A win on Sunday would do a lot for Eli Manning’s legacy, for those who care about such things. He’d become the first Giants quarterback to win the Super Bowl twice. He’d have as many victories in the game as the great John Elway. He’d have more rings than his brother Peyton. And of course, much has been made about how a second Super Bowl title would boost his chances at induction into the Hall of Fame. But here’s something else on the line Sunday: If the Giants win, Manning would establish himself as Tom Brady’s tormentor.
No matter what happens on Sunday, Brady will go down as one of the best quarterbacks of all-time. He already has three Super Bowl victories in four trips to the game, and that’s pretty incredible. But if the Giants win Sunday, Eli Manning will have beaten the great Brady twice on the sport’s biggest stage. And we already know how hard Brady took the last loss: He says he still can’t watch highlights from that game. That loss is the only blemish on the Brady-era Patriots’ Super Bowl record, and so to lose again to the same team, and the same quarterback, would firmly establish Eli as Brady’s Super Bowl nemesis.
It’s probably worth acknowledging at this point that Brady and Manning aren’t the only two players who will take the field Sunday, and they won’t be the only ones who will determine the game’s outcome. But they’re the most important players on their respective teams, and it’s hardly a new development that the quarterback of a football team is the center of attention. Hell, plenty’s already been written about Brady’s rivalry with Eli’s brother Peyton. But it’s the youngest Manning brother who has a chance to do for a second time what no other quarterback has been able to do: beat Brady in a Super Bowl.

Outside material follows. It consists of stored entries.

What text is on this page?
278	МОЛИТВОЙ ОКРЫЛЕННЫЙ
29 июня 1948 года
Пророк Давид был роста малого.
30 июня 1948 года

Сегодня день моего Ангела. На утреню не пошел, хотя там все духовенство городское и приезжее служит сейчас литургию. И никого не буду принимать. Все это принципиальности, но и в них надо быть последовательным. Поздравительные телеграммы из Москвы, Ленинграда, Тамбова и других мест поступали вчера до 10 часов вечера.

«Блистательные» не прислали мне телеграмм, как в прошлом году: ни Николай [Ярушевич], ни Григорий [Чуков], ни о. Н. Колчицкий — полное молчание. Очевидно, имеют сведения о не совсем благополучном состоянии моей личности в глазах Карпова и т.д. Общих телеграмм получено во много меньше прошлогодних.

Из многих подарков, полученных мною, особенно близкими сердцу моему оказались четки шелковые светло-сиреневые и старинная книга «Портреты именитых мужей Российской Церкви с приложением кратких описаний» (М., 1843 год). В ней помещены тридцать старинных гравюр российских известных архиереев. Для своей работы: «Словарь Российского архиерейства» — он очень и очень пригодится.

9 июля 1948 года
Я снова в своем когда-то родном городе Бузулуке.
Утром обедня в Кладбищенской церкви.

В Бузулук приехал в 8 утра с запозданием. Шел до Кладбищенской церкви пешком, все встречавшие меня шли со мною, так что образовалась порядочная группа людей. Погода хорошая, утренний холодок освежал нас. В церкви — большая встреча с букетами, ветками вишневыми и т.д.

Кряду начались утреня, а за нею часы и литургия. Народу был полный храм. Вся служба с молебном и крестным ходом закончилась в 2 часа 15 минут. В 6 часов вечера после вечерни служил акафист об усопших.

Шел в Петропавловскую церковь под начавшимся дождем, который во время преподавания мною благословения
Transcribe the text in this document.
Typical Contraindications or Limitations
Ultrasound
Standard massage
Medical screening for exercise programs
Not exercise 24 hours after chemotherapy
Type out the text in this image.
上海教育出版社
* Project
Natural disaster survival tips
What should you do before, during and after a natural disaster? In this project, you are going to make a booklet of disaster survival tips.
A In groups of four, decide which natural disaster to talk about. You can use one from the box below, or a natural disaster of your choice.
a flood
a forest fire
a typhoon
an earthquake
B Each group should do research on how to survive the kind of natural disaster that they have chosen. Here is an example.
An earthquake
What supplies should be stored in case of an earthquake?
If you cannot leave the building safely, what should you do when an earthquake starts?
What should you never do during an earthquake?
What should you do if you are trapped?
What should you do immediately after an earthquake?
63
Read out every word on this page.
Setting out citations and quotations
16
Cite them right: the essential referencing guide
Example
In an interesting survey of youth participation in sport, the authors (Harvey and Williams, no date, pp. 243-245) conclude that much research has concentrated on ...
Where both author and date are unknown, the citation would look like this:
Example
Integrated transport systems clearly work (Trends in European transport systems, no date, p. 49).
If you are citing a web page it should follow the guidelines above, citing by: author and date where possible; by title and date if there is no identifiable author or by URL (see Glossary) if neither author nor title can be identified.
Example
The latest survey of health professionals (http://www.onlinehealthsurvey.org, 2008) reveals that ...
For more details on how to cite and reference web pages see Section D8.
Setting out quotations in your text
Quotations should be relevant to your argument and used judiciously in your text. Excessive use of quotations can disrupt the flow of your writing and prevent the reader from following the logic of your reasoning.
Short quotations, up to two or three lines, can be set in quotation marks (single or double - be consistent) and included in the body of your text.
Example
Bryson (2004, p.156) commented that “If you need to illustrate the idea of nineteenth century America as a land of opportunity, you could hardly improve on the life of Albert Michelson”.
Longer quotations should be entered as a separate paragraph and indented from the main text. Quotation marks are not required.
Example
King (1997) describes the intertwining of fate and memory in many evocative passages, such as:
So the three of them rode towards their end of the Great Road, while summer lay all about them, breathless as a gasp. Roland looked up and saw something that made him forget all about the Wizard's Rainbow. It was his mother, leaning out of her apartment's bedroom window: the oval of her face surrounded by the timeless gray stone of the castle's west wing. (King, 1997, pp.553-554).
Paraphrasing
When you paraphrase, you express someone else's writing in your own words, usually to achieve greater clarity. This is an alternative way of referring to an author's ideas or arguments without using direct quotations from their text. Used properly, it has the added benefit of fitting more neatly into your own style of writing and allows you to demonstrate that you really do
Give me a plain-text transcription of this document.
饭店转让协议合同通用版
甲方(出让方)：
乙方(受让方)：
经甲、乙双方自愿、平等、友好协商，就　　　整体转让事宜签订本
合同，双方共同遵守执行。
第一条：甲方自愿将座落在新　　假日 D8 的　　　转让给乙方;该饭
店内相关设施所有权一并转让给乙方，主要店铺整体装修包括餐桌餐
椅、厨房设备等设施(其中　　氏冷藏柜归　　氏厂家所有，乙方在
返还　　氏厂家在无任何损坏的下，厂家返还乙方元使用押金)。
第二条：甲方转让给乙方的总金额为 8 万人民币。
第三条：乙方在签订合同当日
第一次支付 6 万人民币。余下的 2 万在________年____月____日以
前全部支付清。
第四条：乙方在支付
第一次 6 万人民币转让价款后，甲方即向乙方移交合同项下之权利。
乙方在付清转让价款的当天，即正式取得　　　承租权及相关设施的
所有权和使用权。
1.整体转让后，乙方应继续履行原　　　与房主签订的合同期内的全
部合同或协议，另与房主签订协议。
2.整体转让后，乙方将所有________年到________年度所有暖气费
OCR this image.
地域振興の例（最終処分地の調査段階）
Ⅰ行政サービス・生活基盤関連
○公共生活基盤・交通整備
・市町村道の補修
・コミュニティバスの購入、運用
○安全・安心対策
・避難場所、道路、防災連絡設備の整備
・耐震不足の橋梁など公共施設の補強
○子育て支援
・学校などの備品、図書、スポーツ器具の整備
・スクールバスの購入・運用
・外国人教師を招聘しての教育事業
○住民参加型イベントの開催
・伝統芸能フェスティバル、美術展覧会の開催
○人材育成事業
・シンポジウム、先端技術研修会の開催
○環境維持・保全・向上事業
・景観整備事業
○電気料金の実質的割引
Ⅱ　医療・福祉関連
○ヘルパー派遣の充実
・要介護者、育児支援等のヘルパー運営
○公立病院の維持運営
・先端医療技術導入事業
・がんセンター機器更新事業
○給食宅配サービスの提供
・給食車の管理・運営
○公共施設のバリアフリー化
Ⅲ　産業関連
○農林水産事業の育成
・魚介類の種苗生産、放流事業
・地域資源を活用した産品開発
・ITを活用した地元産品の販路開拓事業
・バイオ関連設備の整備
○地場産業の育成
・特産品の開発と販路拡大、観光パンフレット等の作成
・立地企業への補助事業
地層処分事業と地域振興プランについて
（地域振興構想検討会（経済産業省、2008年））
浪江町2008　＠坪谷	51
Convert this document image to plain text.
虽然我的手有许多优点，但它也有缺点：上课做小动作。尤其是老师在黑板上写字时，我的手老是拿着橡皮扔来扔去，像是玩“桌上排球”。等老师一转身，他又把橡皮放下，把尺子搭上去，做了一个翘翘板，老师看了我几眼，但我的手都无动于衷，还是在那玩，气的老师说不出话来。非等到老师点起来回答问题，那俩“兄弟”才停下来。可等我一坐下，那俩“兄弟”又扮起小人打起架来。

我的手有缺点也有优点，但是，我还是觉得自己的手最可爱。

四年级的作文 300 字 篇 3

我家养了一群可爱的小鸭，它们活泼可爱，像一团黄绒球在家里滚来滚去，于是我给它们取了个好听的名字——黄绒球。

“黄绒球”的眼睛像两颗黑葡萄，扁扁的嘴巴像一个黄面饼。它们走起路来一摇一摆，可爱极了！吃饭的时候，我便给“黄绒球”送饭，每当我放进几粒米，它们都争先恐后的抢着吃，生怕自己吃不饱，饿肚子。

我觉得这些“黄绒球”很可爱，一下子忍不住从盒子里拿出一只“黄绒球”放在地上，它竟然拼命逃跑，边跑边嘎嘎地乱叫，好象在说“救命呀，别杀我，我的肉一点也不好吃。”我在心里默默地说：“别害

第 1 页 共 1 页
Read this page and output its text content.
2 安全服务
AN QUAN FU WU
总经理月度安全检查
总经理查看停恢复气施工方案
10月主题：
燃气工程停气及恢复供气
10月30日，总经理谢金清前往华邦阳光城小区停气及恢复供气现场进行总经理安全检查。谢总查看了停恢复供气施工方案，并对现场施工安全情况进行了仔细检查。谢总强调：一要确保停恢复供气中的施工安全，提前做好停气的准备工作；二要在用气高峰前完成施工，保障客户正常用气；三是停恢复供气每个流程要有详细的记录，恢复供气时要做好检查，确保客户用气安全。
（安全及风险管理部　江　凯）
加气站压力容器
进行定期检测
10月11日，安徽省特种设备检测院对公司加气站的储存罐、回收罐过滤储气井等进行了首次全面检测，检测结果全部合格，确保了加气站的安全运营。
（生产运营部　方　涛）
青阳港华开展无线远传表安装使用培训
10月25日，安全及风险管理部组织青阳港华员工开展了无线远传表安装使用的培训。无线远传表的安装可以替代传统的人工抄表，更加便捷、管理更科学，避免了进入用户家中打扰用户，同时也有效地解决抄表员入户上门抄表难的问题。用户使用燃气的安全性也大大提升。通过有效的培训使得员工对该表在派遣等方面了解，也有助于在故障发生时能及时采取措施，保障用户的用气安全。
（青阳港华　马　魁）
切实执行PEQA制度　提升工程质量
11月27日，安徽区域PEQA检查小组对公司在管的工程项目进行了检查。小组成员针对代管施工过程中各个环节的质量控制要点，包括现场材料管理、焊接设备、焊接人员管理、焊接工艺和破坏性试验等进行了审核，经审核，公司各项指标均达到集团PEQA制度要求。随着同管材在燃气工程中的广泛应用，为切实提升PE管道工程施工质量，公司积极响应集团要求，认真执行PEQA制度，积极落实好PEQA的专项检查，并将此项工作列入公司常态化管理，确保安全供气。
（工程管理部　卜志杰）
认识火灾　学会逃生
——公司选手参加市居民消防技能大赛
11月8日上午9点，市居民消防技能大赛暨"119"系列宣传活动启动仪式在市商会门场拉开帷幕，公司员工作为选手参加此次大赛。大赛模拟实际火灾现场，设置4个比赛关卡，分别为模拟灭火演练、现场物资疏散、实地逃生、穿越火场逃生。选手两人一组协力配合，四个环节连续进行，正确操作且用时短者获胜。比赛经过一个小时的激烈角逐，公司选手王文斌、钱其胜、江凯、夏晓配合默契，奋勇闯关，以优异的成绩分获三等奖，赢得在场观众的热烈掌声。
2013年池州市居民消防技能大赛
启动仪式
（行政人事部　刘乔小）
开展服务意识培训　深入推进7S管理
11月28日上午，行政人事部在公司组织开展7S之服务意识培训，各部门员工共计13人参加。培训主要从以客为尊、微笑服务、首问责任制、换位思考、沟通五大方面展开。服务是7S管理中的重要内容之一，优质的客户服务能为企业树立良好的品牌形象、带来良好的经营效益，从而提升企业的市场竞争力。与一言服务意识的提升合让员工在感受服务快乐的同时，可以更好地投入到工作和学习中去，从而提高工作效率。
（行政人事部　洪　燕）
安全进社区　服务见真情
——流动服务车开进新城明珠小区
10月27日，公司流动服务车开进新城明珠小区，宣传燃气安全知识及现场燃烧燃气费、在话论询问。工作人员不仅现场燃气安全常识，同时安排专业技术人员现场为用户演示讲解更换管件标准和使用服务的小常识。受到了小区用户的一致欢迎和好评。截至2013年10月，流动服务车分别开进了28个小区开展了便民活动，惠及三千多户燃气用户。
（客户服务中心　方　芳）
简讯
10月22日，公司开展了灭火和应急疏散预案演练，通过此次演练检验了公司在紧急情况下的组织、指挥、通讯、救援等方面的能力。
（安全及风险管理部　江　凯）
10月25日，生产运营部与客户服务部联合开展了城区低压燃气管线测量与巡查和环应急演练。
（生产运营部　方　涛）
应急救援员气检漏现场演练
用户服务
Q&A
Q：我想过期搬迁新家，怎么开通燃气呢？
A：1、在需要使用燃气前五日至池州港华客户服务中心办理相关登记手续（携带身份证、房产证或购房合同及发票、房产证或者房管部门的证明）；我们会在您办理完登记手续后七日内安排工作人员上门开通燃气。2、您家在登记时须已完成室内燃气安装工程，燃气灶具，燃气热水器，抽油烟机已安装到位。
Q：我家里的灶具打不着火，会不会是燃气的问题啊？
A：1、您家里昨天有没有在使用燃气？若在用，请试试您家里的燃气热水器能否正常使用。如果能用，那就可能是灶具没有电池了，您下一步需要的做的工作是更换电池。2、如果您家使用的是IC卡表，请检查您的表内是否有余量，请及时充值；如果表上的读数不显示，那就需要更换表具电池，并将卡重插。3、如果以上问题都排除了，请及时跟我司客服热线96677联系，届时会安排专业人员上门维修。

The off-the-field differences between Eli Manning (a man married to his college sweetheart) and Tom Brady (a man married to Gisele freaking Bündchen) have long been apparent. But even as Manning turns in the best season of his career (and gets the credit he deserves for doing so), he’s still something of an underdog here. He’s still the guy who not all that long ago caused a stir by proclaiming himself an elite quarterback, going up against the guy with a pair of MVP awards. Manning may never accomplish some of the things Brady has on the field, but beating Brady twice in the Super Bowl would become a talking point (for fans and media) for the rest of his career — and the rest of Brady’s, too. (We suppose they could meet in the big game again at some point, thus changing the story of their rivalry, but that’s really getting ahead of things.)
Giants fans don’t exactly need any more reasons to root for Eli Manning on Sunday. Neither, for that matter, do Patriots-haters. But if Manning pulls this off, he’d establish himself as a thorn in the side of Brady, which to anyone who takes joy in the suffering of the mighty Patriots, is exciting in its own right. Of course, all of this only applies if Eli wins on Sunday. Eli needs to win on Sunday.